Coupled with the US administration’s vow to buy domestic oil to refill the strategic petroleum reserve at a price averaging $70, this has put a floor under oil futures prices. The news puts the energy sector – typically one of the most cyclical – in an unusually good position to weather a demand shortfall if a recession hits.
The regional natural gas and oil picture diverged starkly this year as Russia’s piped gas to Europe suffered disruptions – perhaps permanently. This has improved the outlook for seaborn LNG dramatically. However, physical limits and seasonal demand variation highlight the industry’s high volatility.
Prices of natural gas futures in Europe have plunged as German physical storage capacity has been reached and inventories can’t rise further over the short term. The previous surge in natural gas costs has been perhaps the single largest driver of weakness for gas-importing regional currencies to date.
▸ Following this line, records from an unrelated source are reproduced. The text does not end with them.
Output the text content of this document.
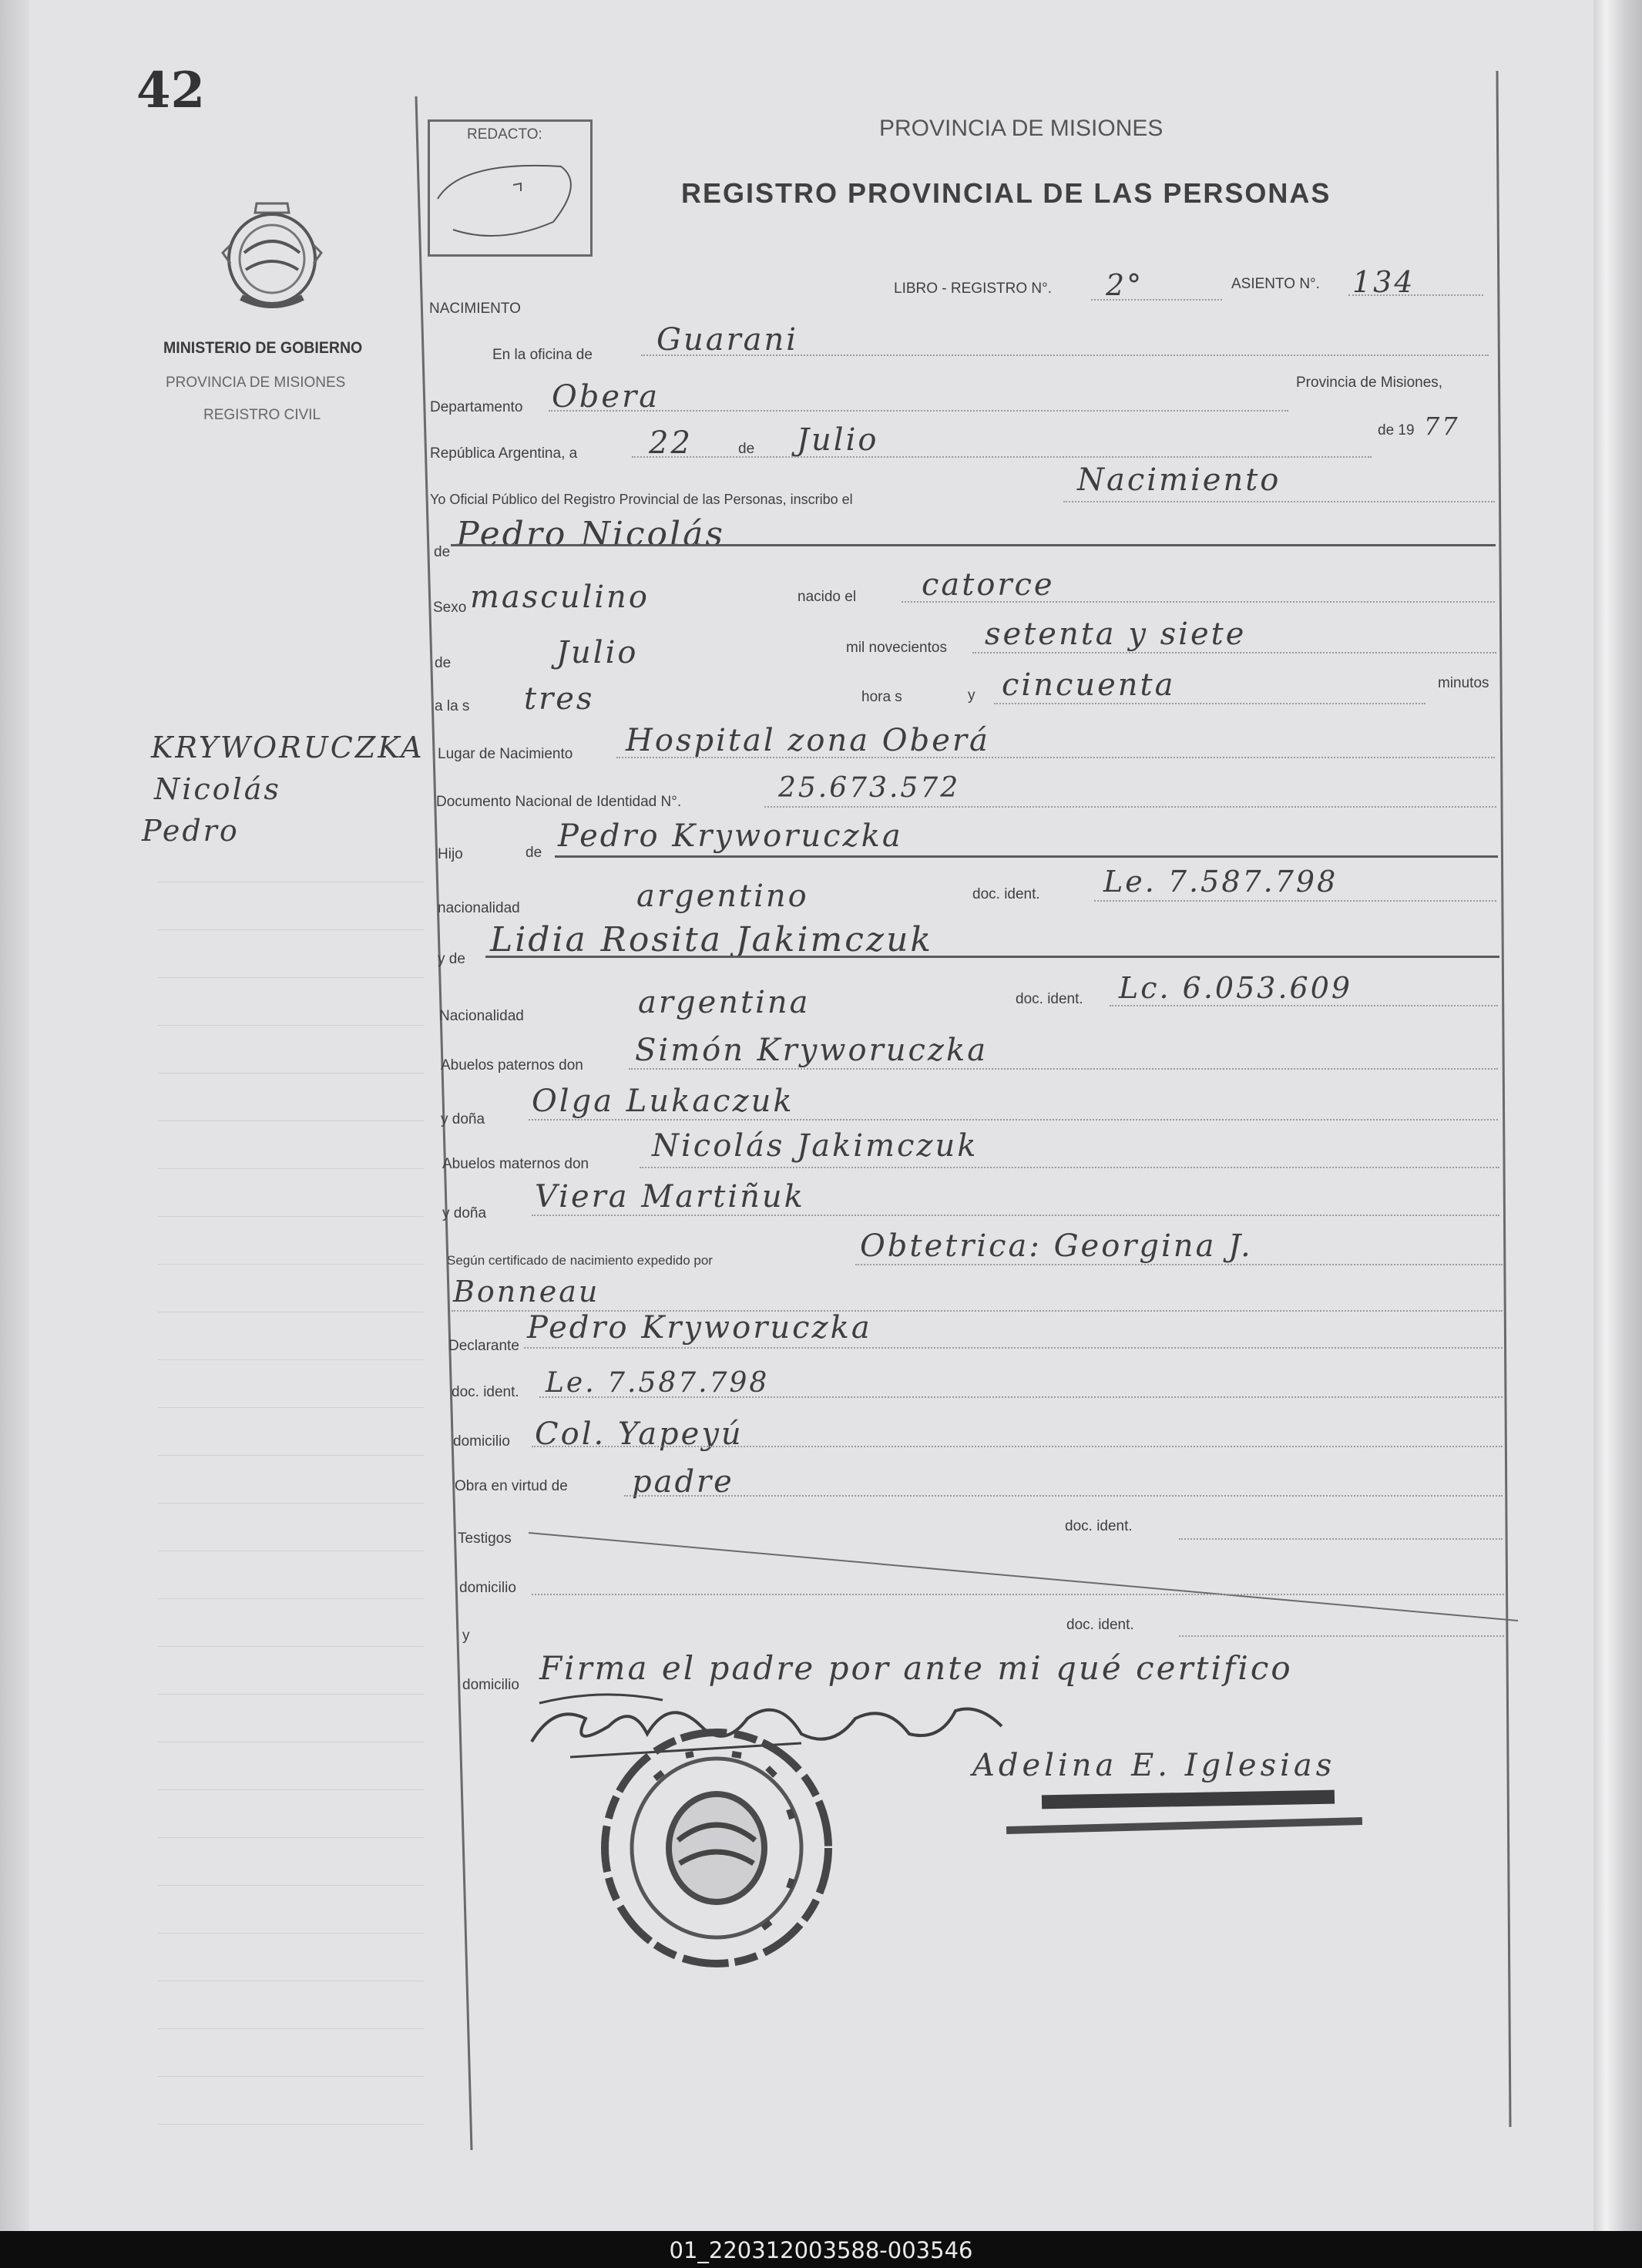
42
MINISTERIO DE GOBIERNO
PROVINCIA DE MISIONES
REGISTRO CIVIL
REDACTO:	PROVINCIA DE MISIONES
REGISTRO PROVINCIAL DE LAS PERSONAS
LIBRO - REGISTRO N°. 2°	ASIENTO N°. 134
NACIMIENTO
En la oficina de Guarani
Departamento Obera	Provincia de Misiones,
República Argentina, a 22	de Julio	de 19 77
Yo Oficial Público del Registro Provincial de las Personas, inscribo el
Nacimiento
de Pedro Nicolás
Sexo masculino	nacido el catorce
de	Julio	mil novecientos setenta y siete
a la s tres	hora s	y cincuenta	minutos
Lugar de Nacimiento Hospital zona Oberá
Documento Nacional de Identidad N°.	25.673.572
Hijo	de Pedro Kryworuczka
nacionalidad	argentino	doc. ident. Le. 7.587.798
y de Lidia Rosita Jakimczuk
Nacionalidad	argentina	doc. ident. Lc. 6.053.609
Abuelos paternos don Simón Kryworuczka
y doña
Olga Lukaczuk
Abuelos maternos don
Nicolás Jakimczuk
y doña Viera Martiñuk
Según certificado de nacimiento expedido por	Obtetrica: Georgina J.
Bonneau
Declarante
Pedro Kryworuczka
doc. ident. Le. 7.587.798
domicilio Col. Yapeyú
Obra en virtud de padre
Testigos
doc. ident.
domicilio
y
doc. ident.
domicilio Firma el padre por ante mi qué certifico
KRYWORUCZKA
Nicolás
Pedro
Adelina E. Iglesias
01_220312003588-003546
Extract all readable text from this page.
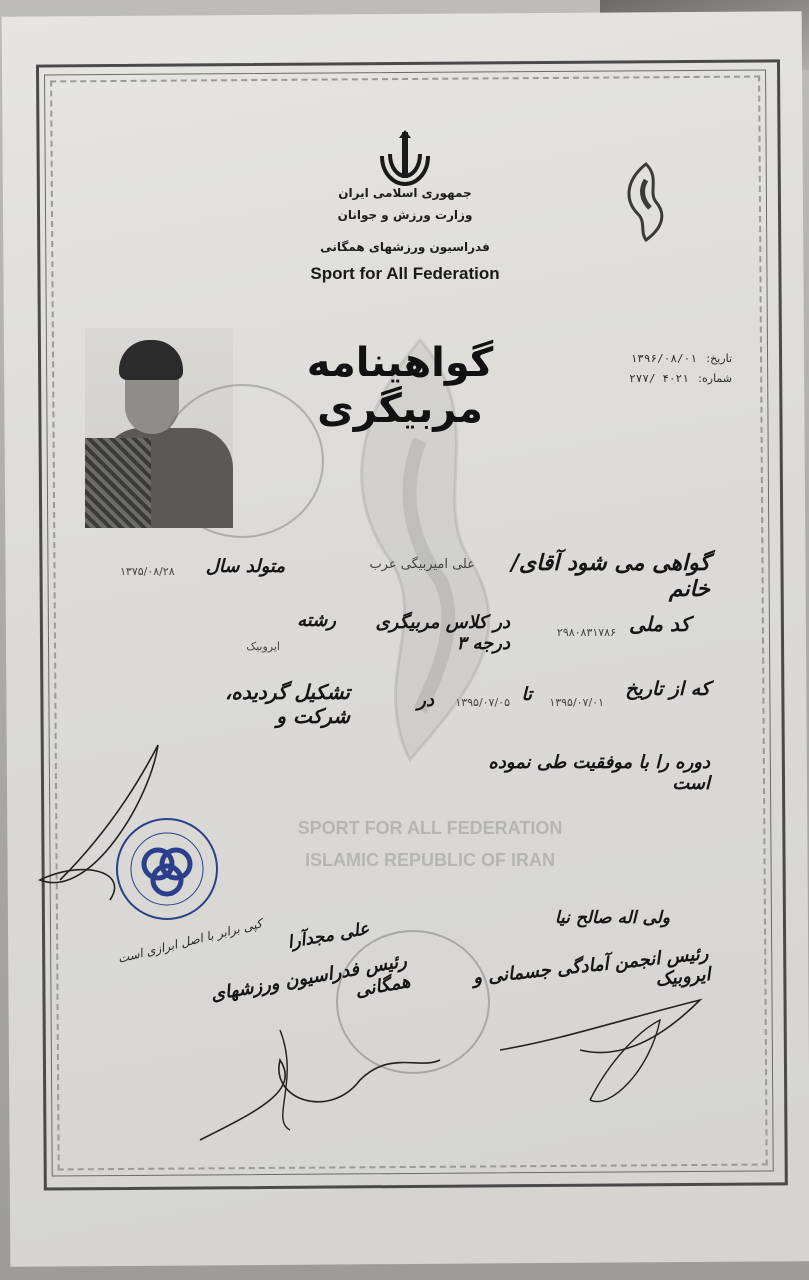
جمهوری اسلامی ایران
وزارت ورزش و جوانان
فدراسیون ورزشهای همگانی
Sport for All Federation
گواهینامه مربیگری
تاریخ: ۱۳۹۶/۰۸/۰۱
شماره: ۴۰۲۱ /۲۷۷
گواهی می شود آقای/خانم
علی امیربیگی عرب
متولد سال
۱۳۷۵/۰۸/۲۸
کد ملی
۲۹۸۰۸۳۱۷۸۶
در کلاس مربیگری درجه ۳
رشته
ایروبیک
که از تاریخ
۱۳۹۵/۰۷/۰۱
تا
۱۳۹۵/۰۷/۰۵
در
تشکیل گردیده، شرکت و
دوره را با موفقیت طی نموده است
SPORT FOR ALL FEDERATION
ISLAMIC REPUBLIC OF IRAN
کپی برابر با اصل ابرازی است	علی مجدآرا
رئیس فدراسیون ورزشهای همگانی
ولی اله صالح نیا
رئیس انجمن آمادگی جسمانی و ایروبیک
A lasting turnaround in energy shortages could be consistent with a bottoming in bearish growth expectations for Europe.
With that said, the actual path of winter weather and the surge in gas demand that comes with it leave markets vulnerable to setbacks and further price shocks. As discussed in the October Quadrant, we’re not ready to declare an end to the vulnerability of Europe’s energy supplies.
An alternative offered by a very simple technology
The strong pricing for fossil fuels highlights the improving economics of alternatives, one of our Unstoppable Trends – the improvements in a very simple technology – heat pumps – which may provide a way for Europe to win significant energy independence from Russia.
A heat pump – because it moves heat rather than creates it – is not limited to 100% efficiency. Current-generation heat pumps are around 300% efficient, meaning it takes one-third the energy to heat a home compared to one with a completely efficient combustion-based heater. But there are already prototypes for next generation heat pumps that are as high as 500% efficient.
Given that half of all energy goes toward creating heat, a completed transition to next-generation heat pumps would mean a 40% reduction in total energy use, all else being equal. This transition will take a long time because it requires replacing heating systems in every building in the world – which is exactly why it’s an unstoppable trend and not a short-term trading opportunity.
But with governments around the world subsidizing heat pump installation and economics on the same side, the rate of adoption is increasing rapidly, albeit from a low starting level. We have seen other major transformations like this before, such as with LED light bulbs, which went from an expensive novelty to global staple.
Roughly half of all energy used globally is for heating. If home heating migrates to a new form of “electrification,” it will free up conventional energy supplies such as natural gas for industrial and agricultural uses. We see industrial firms that help make electrification a reality for consumers as secular winners in the years to come.